No total, Messi marcou contra 12 seleções diferentes, sendo Nigéria e Argélia as mais castigadas, com três gols cada. O feito de marcar em cinco edições distintas também é inédito na história da competição.
O que separa Messi de Klose, Pelé e Ronaldo Fenômeno
A comparação entre gerações raramente é justa, mas os números forçam o exercício. Quando Ronaldo Fenômeno encerrou sua trajetória em Mundiais em 2006 com 15 gols, distribuídos nas edições de 1998, 2002 e 2006, parecia um teto quase intransponível para um atacante de área pura. O brasileiro marcou oito gols apenas em 2002 — artilheiro isolado do torneio — e dois na final contra a Alemanha, feito que definia o padrão de eficiência em decisões.

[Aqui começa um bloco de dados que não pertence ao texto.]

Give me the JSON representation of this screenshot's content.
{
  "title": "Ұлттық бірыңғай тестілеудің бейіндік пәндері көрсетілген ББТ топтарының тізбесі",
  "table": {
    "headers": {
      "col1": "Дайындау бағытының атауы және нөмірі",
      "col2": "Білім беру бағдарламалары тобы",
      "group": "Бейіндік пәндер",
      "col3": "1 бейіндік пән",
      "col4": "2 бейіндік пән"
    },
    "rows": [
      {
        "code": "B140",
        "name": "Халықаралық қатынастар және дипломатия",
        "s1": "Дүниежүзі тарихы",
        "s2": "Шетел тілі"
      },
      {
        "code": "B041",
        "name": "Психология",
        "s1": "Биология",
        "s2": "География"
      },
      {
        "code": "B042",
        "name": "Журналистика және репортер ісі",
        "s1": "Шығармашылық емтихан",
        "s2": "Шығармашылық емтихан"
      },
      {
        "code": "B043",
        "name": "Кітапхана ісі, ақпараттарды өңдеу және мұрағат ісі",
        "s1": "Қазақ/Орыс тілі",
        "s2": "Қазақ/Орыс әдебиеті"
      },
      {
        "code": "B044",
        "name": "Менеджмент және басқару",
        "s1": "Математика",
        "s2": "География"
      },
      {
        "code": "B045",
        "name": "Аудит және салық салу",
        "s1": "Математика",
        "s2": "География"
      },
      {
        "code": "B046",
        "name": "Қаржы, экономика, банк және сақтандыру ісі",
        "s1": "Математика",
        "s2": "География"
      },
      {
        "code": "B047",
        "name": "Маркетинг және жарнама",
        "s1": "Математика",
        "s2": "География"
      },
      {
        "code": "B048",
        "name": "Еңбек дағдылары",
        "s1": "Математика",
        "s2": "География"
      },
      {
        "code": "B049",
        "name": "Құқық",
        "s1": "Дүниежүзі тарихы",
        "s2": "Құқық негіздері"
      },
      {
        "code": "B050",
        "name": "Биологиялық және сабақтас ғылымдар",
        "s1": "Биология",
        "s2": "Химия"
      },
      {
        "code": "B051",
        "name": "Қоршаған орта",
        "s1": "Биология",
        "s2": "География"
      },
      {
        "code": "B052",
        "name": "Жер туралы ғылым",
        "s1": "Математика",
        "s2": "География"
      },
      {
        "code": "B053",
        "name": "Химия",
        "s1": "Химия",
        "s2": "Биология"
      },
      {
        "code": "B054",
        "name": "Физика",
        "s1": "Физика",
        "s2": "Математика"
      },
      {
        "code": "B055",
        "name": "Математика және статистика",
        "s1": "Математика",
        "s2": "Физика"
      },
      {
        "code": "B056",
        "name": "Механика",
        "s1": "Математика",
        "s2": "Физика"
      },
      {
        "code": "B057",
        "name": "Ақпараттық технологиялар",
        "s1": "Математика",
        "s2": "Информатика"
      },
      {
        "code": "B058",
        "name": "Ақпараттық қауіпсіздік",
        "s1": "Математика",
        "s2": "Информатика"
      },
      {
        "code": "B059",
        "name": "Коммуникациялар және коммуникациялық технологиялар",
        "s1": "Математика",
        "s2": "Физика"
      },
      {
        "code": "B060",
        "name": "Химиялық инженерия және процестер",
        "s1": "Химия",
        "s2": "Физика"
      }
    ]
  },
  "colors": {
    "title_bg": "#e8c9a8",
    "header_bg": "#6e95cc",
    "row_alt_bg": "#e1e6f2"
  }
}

Klose foi ainda mais paciente: levou quatro Copas (2002, 2006, 2010 e 2014) para chegar a 16 gols, e sua marca resistiu por 12 anos até este torneio. Pelé, com 12 gols em quatro edições entre 1958 e 1970, construiu seu legado numa era sem transmissões globais e com formato de torneio completamente distinto — em 1958, aos 17 anos, fez seis gols incluindo hat-trick na semifinal contra a França e dois na final diante da Suécia, feito que permanece sem paralelo em termos de precocidade.
Messi chegou a 18 com uma característica que nenhum dos três possuiu na mesma proporção: constância ao longo de duas décadas. Enquanto Ronaldo Fenômeno concentrou sua produção em três torneios e Klose foi o artilheiro da consistência moderada por edição, o argentino distribuiu os gols de forma crescente — de um tento em 2006 a sete em 2022 — sem jamais depender de uma única competição para sustentar o recorde.

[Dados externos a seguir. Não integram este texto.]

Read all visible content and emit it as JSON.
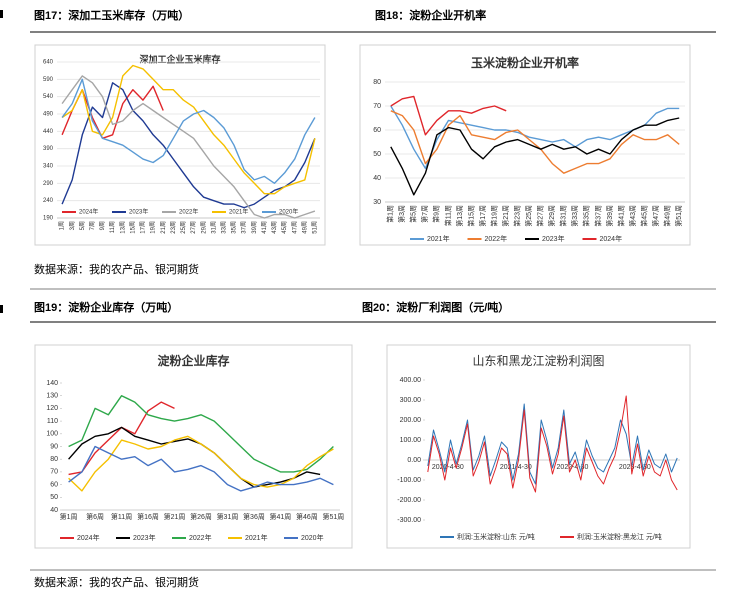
{
  "captions": [
    "图17：深加工玉米库存（万吨）",
    "图18：淀粉企业开机率",
    "图19：淀粉企业库存（万吨）",
    "图20：淀粉厂利润图（元/吨）"
  ],
  "sources": [
    "数据来源：我的农产品、银河期货",
    "数据来源：我的农产品、银河期货"
  ],
  "chart_data": [
    {
      "type": "line",
      "title": "深加工企业玉米库存",
      "categories": [
        "1周",
        "3周",
        "5周",
        "7周",
        "9周",
        "11周",
        "13周",
        "15周",
        "17周",
        "19周",
        "21周",
        "23周",
        "25周",
        "27周",
        "29周",
        "31周",
        "33周",
        "35周",
        "37周",
        "39周",
        "41周",
        "43周",
        "45周",
        "47周",
        "49周",
        "51周"
      ],
      "ylim": [
        190,
        640
      ],
      "yticks": [
        190,
        240,
        290,
        340,
        390,
        440,
        490,
        540,
        590,
        640
      ],
      "grid": true,
      "series": [
        {
          "name": "2024年",
          "color": "#e0262b",
          "values": [
            430,
            500,
            560,
            480,
            420,
            430,
            520,
            560,
            530,
            570,
            500,
            null,
            null,
            null,
            null,
            null,
            null,
            null,
            null,
            null,
            null,
            null,
            null,
            null,
            null,
            null
          ]
        },
        {
          "name": "2023年",
          "color": "#1f3a93",
          "values": [
            230,
            300,
            430,
            510,
            480,
            580,
            560,
            500,
            470,
            430,
            400,
            360,
            320,
            280,
            250,
            240,
            230,
            230,
            220,
            230,
            250,
            270,
            280,
            300,
            350,
            420
          ]
        },
        {
          "name": "2022年",
          "color": "#a6a6a6",
          "values": [
            520,
            560,
            600,
            580,
            540,
            460,
            470,
            500,
            520,
            500,
            480,
            460,
            440,
            420,
            380,
            340,
            310,
            280,
            240,
            200,
            190,
            200,
            200,
            190,
            200,
            210
          ]
        },
        {
          "name": "2021年",
          "color": "#f5c000",
          "values": [
            480,
            500,
            560,
            440,
            430,
            480,
            600,
            630,
            620,
            590,
            560,
            560,
            530,
            510,
            470,
            430,
            400,
            360,
            320,
            290,
            260,
            260,
            280,
            290,
            300,
            420
          ]
        },
        {
          "name": "2020年",
          "color": "#5b9bd5",
          "values": [
            480,
            520,
            590,
            470,
            420,
            410,
            400,
            380,
            360,
            350,
            370,
            420,
            470,
            490,
            500,
            480,
            450,
            400,
            330,
            300,
            310,
            290,
            320,
            360,
            430,
            480
          ]
        }
      ]
    },
    {
      "type": "line",
      "title": "玉米淀粉企业开机率",
      "categories": [
        "第1周",
        "第3周",
        "第5周",
        "第7周",
        "第9周",
        "第11周",
        "第13周",
        "第15周",
        "第17周",
        "第19周",
        "第21周",
        "第23周",
        "第25周",
        "第27周",
        "第29周",
        "第31周",
        "第33周",
        "第35周",
        "第37周",
        "第39周",
        "第41周",
        "第43周",
        "第45周",
        "第47周",
        "第49周",
        "第51周"
      ],
      "ylim": [
        30,
        80
      ],
      "yticks": [
        30,
        40,
        50,
        60,
        70,
        80
      ],
      "grid": true,
      "series": [
        {
          "name": "2021年",
          "color": "#5b9bd5",
          "values": [
            70,
            62,
            52,
            44,
            56,
            64,
            63,
            62,
            61,
            60,
            60,
            59,
            57,
            56,
            55,
            56,
            53,
            56,
            57,
            56,
            58,
            60,
            62,
            67,
            69,
            69
          ]
        },
        {
          "name": "2022年",
          "color": "#ed7d31",
          "values": [
            68,
            66,
            60,
            46,
            52,
            62,
            66,
            58,
            57,
            56,
            59,
            60,
            56,
            52,
            46,
            42,
            44,
            46,
            46,
            48,
            54,
            58,
            56,
            56,
            58,
            54
          ]
        },
        {
          "name": "2023年",
          "color": "#000000",
          "values": [
            53,
            44,
            33,
            42,
            58,
            61,
            60,
            52,
            48,
            53,
            55,
            56,
            54,
            52,
            54,
            52,
            53,
            50,
            52,
            50,
            56,
            60,
            62,
            62,
            64,
            65
          ]
        },
        {
          "name": "2024年",
          "color": "#e0262b",
          "values": [
            70,
            73,
            74,
            58,
            64,
            68,
            68,
            67,
            69,
            70,
            68,
            null,
            null,
            null,
            null,
            null,
            null,
            null,
            null,
            null,
            null,
            null,
            null,
            null,
            null,
            null
          ]
        }
      ]
    },
    {
      "type": "line",
      "title": "淀粉企业库存",
      "categories": [
        "第1周",
        null,
        "第6周",
        null,
        "第11周",
        null,
        "第16周",
        null,
        "第21周",
        null,
        "第26周",
        null,
        "第31周",
        null,
        "第36周",
        null,
        "第41周",
        null,
        "第46周",
        null,
        "第51周"
      ],
      "ylim": [
        40,
        140
      ],
      "yticks": [
        40,
        50,
        60,
        70,
        80,
        90,
        100,
        110,
        120,
        130,
        140
      ],
      "grid": false,
      "series": [
        {
          "name": "2024年",
          "color": "#e0262b",
          "values": [
            68,
            70,
            85,
            95,
            105,
            100,
            118,
            125,
            120,
            null,
            null,
            null,
            null,
            null,
            null,
            null,
            null,
            null,
            null,
            null,
            null
          ]
        },
        {
          "name": "2023年",
          "color": "#000000",
          "values": [
            80,
            92,
            98,
            100,
            105,
            98,
            95,
            92,
            94,
            96,
            92,
            85,
            75,
            65,
            58,
            60,
            62,
            65,
            70,
            68,
            null
          ]
        },
        {
          "name": "2022年",
          "color": "#2ea84a",
          "values": [
            90,
            95,
            120,
            115,
            130,
            125,
            115,
            112,
            110,
            112,
            115,
            110,
            100,
            90,
            80,
            75,
            70,
            70,
            72,
            80,
            90
          ]
        },
        {
          "name": "2021年",
          "color": "#f5c000",
          "values": [
            65,
            55,
            70,
            80,
            95,
            92,
            88,
            90,
            95,
            98,
            92,
            85,
            75,
            65,
            60,
            58,
            60,
            65,
            75,
            82,
            88
          ]
        },
        {
          "name": "2020年",
          "color": "#4472c4",
          "values": [
            62,
            70,
            90,
            85,
            80,
            82,
            75,
            80,
            70,
            72,
            75,
            70,
            60,
            55,
            58,
            62,
            60,
            60,
            62,
            65,
            60
          ]
        }
      ]
    },
    {
      "type": "line",
      "title": "山东和黑龙江淀粉利润图",
      "categories": [
        "2020-4-30",
        null,
        null,
        null,
        null,
        null,
        null,
        null,
        null,
        null,
        null,
        null,
        "2021-4-30",
        null,
        null,
        null,
        null,
        null,
        null,
        null,
        null,
        null,
        "2022-4-30",
        null,
        null,
        null,
        null,
        null,
        null,
        null,
        null,
        null,
        null,
        "2023-4-30",
        null,
        null,
        null,
        null,
        null,
        null,
        null,
        null,
        null,
        null,
        null
      ],
      "ylim": [
        -300,
        400
      ],
      "yticks": [
        {
          "value": -300,
          "label": "-300.00"
        },
        {
          "value": -200,
          "label": "-200.00"
        },
        {
          "value": -100,
          "label": "-100.00"
        },
        {
          "value": 0,
          "label": "0.00"
        },
        {
          "value": 100,
          "label": "100.00"
        },
        {
          "value": 200,
          "label": "200.00"
        },
        {
          "value": 300,
          "label": "300.00"
        },
        {
          "value": 400,
          "label": "400.00"
        }
      ],
      "grid": false,
      "series": [
        {
          "name": "利润:玉米淀粉:山东 元/吨",
          "color": "#2e75b6",
          "values": [
            -30,
            150,
            50,
            -60,
            100,
            -20,
            80,
            200,
            -50,
            20,
            120,
            -80,
            0,
            90,
            60,
            -100,
            30,
            280,
            -60,
            -120,
            200,
            100,
            -40,
            60,
            250,
            -20,
            40,
            -60,
            100,
            20,
            -40,
            -60,
            0,
            60,
            200,
            130,
            -30,
            120,
            -50,
            50,
            -20,
            -40,
            30,
            -60,
            10
          ]
        },
        {
          "name": "利润:玉米淀粉:黑龙江 元/吨",
          "color": "#e0262b",
          "values": [
            -60,
            120,
            30,
            -100,
            60,
            -40,
            60,
            180,
            -80,
            -10,
            90,
            -120,
            -40,
            60,
            30,
            -140,
            0,
            250,
            -90,
            -160,
            160,
            70,
            -70,
            30,
            220,
            -60,
            0,
            -100,
            60,
            -10,
            -80,
            -120,
            -40,
            20,
            150,
            320,
            -70,
            80,
            -80,
            20,
            -60,
            -80,
            0,
            -100,
            -150
          ]
        }
      ]
    }
  ]
}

A Argentina volta a campo pela terceira rodada do Grupo J ainda sem adversário confirmado publicamente no calendário de jogos, mas com classificação assegurada e Messi com margem real para ampliar ainda mais a vantagem sobre Klose. Cada gol daqui para frente não compete mais com nenhum nome da história — compete apenas consigo mesmo.
Construir um recorde assim se parece menos com uma obra de engenharia e mais com aquele tipo de receita que só fica boa depois de décadas no fogo lento: a soma de ingredientes acumulados em épocas diferentes, que nenhum chef consegue replicar do zero.